If you dared to ask if it was art, Liversidge would welcome it; his texts are brought to life by the way people read, react to and feel them. "In the same way you experience the snow, you can be there. You can go there and pick apples and have an apple pie."

The Ingleby director, Richard Ingleby, puts Liversidge in a tradition of conceptual art dating back to Marcel Duchamp and his urinal artwork, Fountain. "I like the things that he makes, I like the object, I like the sensibility of the thing itself," he says. "When you scratch the surface of that and find out a bit more about the person behind them, I absolutely love the conceptual starting point and the lateral thinking, the whole history he has."

Sitting with Liversidge, listening to the riff of ideas, I find his train of thought is catching. The Scotsman's photographer, Jane Barlow, was enlisted to record his proposal to "go cross-eyed". I would propose an installation artwork of the hours of recordings my digital recorder makes when it turns on in my pocket by accident. Or I'd propose playing back a recording of Liversidge, and analysing his speech patterns.

• Little by Little, 2010

One proposal he plans to realise is making a "motivational speech" to Scottish business leaders. Asked what message he plans to put across, he launches into a meandering, but possibly meaningful story. His Auntie Doreen and Uncle George met in Alexandria, in Egypt, during the war; before their return home, Uncle George gave his wife a leather-bound book on the city.

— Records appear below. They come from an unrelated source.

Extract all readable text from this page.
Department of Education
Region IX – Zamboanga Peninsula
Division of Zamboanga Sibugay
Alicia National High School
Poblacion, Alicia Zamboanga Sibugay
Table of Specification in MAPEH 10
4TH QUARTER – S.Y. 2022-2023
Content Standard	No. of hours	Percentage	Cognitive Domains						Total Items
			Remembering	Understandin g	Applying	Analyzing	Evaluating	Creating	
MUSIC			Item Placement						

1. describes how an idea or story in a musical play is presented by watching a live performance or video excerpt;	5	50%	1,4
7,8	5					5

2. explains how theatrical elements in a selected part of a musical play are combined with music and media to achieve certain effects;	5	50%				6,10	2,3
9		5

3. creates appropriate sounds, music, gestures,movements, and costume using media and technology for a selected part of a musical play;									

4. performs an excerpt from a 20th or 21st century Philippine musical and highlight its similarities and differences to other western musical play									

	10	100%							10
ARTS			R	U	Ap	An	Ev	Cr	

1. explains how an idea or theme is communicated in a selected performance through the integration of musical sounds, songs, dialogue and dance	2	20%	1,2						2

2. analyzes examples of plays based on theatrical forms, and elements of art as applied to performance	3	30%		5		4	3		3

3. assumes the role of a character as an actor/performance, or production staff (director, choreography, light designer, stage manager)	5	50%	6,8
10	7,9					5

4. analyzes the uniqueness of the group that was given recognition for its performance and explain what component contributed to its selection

"In one of the pages there was a seed, and this seed stayed there until 2006 and Auntie Doreen took it out of the book. She had very green fingers," he says. "There's a single seed, how it got there we have no idea. She planted the seed and the seed grew. It had been in this book for probably 80 or 90 years.

"I don't know whether there's a business message in it at all, actually, but I just like it as a lyrical, romantic view of potential, I suppose, and what it means to actually wait. And sometimes, in the waiting, it means you are at the right point when you should be at the right point… do you see what I mean by that?"

&#149 Peter Liversidge: The Thrill of It All is at the Ingleby Gallery, Edinburgh, from 1 March until 10 April.